Marginal Likelihood 边缘似然
概率:已知一些参数的情况下,预测接下来观测所得到的结果。
似然性:已知的某些观测所得到的结果时,对有关事物的性质的参数进行估计。
在统计学中,边缘似然函数(marginal likelihood function),或者积分似然(integrated likelihood),是一个某些参数变量边缘化的似然函数(likelihood function)。在贝叶斯统计范畴,它可以被称作为证据或者模型证据的。
Evidence Lower Bound
Log-Likelihood function for Partially Observed Data is hard to compute:
\[\log (\sum_{z \in \mathscr{Z}} p_{\theta} (\bf{x}, \bf{z})) = \log (\sum_{z \in \mathscr{Z}} \frac{q(z)}{q(z)} p_{\theta (\bf{x}, \bf{z})}) = \log (E_{z \backsim q(z)} [ \frac{p_{\theta} (\bf{x}, \bf{z})}{q(z)} ])\]
- log() is a concave function. \(\log(px + (1 − p)x^′) ≥ p \log(x) + (1 − p) log(x^′)\).
- Idea: use Jensen Inequality (for concave functions):\(\log E[y] \geq E[\log y]\):
\[\log (E_{z \backsim q(z)} [f(z)]) = \log (\sum_z q(z)f(z)) ≥ \sum_z q(z) \log f(z)\]
Choosing \(f(z)=\frac{p_{\theta}(\bf{x},\bf{z})}{q(z)}\)
\[\log (E_{z \backsim q(z)} [\frac{p_{\theta}(\bf{x}, \bf{z})}{q(z)}]) ≥ E_{z \backsim q(z)} [\log (\frac{p_{\theta (\bf{x}, \bf{z})}}{q(z)})]\] Called Evidence Lower Bound (ELBO).
Variational inference
Suppose \(q(z)\) is any probability distribution over the hidden variables, evidence lower bound (ELBO) holds for any \(q\)
\[\begin{aligned} \log p(x;\theta) &\geq \sum_z q(z) \log (\frac{p_{\theta}(\bf{x},\bf{z})}{q(z)}) \\ &= \sum_xq(z) \log p_{\theta} (\bf{x},\bf{z}) - \sum_z q(z) \log q(z) \\ &=\sum_z q(z) \log p_{\theta} (\bf{x},\bf{z}) + H(q) \end{aligned}\]
Equality holds if \(q = p(z|x;\theta)\)
\[\log p(x;\theta) = \sum_z q(z) \log p(z,x;\theta) + H(q)\]

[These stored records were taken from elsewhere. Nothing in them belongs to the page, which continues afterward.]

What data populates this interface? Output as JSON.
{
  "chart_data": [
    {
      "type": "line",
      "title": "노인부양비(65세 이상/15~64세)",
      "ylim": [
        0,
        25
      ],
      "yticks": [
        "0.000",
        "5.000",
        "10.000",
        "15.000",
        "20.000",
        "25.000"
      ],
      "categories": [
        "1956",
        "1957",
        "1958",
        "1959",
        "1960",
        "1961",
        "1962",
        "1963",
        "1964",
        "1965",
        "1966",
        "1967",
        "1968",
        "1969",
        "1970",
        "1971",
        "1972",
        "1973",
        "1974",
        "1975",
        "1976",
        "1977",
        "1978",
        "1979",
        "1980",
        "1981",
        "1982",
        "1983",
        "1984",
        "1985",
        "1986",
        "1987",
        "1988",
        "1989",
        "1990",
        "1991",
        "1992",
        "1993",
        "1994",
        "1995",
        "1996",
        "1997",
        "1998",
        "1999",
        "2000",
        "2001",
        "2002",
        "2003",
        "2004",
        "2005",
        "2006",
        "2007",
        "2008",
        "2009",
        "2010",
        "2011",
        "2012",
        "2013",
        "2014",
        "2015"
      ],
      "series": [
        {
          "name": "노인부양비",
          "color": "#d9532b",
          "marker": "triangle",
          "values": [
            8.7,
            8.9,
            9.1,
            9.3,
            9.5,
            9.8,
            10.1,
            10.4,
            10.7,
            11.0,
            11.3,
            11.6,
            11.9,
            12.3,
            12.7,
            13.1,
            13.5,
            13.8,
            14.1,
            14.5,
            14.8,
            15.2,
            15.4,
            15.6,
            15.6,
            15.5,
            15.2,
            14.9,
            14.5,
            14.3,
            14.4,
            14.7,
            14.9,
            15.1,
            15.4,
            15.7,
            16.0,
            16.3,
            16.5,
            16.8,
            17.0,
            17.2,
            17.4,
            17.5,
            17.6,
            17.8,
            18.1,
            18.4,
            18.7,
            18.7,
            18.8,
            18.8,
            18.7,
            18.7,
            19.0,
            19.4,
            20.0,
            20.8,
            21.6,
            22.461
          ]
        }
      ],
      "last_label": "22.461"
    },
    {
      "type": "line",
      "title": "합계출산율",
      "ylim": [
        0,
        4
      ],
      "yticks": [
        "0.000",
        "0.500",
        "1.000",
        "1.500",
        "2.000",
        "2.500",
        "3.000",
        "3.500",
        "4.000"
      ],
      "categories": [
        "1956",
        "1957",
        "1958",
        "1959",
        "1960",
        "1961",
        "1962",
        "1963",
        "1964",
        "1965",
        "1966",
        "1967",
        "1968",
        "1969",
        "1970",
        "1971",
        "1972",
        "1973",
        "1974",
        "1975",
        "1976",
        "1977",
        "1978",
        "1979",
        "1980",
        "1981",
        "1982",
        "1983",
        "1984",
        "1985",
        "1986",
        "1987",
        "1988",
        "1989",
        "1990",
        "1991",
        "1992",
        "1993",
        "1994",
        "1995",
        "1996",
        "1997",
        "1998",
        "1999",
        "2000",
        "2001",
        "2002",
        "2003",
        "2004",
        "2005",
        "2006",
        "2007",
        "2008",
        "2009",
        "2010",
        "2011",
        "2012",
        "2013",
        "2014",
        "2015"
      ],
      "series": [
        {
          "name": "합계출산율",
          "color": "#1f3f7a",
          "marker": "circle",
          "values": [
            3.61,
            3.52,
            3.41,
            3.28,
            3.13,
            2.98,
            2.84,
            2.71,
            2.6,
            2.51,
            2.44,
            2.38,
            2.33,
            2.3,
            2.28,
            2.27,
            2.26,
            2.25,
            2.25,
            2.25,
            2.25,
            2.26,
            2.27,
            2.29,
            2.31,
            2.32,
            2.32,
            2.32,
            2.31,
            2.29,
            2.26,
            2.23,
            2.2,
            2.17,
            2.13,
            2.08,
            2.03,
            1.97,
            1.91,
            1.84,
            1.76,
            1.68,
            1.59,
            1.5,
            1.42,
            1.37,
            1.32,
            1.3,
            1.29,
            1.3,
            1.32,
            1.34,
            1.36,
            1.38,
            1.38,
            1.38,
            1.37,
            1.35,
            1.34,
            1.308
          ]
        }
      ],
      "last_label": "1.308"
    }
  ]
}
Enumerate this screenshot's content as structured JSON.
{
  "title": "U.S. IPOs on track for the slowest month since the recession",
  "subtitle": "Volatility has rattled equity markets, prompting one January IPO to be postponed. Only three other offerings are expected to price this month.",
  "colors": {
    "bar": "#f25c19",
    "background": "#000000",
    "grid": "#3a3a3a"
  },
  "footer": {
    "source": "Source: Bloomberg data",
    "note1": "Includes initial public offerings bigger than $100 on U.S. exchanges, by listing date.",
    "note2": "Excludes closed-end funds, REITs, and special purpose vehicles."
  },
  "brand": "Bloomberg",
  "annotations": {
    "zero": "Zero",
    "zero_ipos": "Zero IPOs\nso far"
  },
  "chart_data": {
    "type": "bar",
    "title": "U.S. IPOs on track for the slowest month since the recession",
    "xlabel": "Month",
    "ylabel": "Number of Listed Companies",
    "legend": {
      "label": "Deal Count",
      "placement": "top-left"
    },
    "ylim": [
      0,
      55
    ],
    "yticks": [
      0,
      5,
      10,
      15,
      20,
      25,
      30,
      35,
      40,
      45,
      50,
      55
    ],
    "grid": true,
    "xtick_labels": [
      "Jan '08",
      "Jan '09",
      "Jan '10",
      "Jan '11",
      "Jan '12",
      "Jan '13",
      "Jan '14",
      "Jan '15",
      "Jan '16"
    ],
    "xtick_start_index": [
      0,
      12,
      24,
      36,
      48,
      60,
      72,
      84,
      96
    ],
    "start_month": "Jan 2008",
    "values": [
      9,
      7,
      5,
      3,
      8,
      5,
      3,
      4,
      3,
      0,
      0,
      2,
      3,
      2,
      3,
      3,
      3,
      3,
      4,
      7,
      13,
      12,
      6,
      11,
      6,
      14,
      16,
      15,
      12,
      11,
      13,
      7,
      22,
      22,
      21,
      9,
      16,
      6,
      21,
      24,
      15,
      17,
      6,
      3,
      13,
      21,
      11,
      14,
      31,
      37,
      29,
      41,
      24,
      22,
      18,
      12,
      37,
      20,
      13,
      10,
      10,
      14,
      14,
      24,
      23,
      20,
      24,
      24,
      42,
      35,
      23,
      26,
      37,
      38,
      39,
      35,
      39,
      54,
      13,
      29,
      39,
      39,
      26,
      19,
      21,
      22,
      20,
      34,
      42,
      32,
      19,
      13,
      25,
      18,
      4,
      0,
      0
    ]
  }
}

In general, \(\log p(x;theta) = \rm{ELBO} + D_{KL} (q(z) || p(z|x;\theta))\), the closer \(q(z)\) is to the posterior \(p(z|x;\theta)\) the closer the ELBO is to the ture log-likelihood.
\[\begin{aligned} \log p(x;\theta) &\geq \sum_z q(z;\phi) \log p(z,x;\theta) + H(q(z;\phi)) \\ &= \mathscr{L}(x;\theta,\phi) + D_{KL} (q(z;\phi)|| p(z|x;\theta)) \end{aligned}\]
or
\[\begin{aligned} \mathscr{L} = E_{z \backsim q_{\phi}(z|x)} [\log p_{\theta} (x|z) + \log p(z)] + H(q_{\phi}(z|x)) \end{aligned}\]
\(\mathscr{L}(x;\theta,\phi)\)为ELBO,通过最大化ELBO将下界推高。 由于KL散度永远大于0,\(\log p(x_i)\)的值不随\(q_i (z)\)的变化而变化。当使\(q_i (z)\)逼近\(p(z|x_i)\)时,\(\mathscr{L}(x;\theta,\phi)\)能取最大值,因此我们需要最小化\(D_{KL} (q(z;\phi)|| p(z|x;\theta))\)
Normalizing Flow Models
Key idea behind flow models: Map simple distributions (easy to sample and evaluate densities) to complex distributions through an invertible transformation.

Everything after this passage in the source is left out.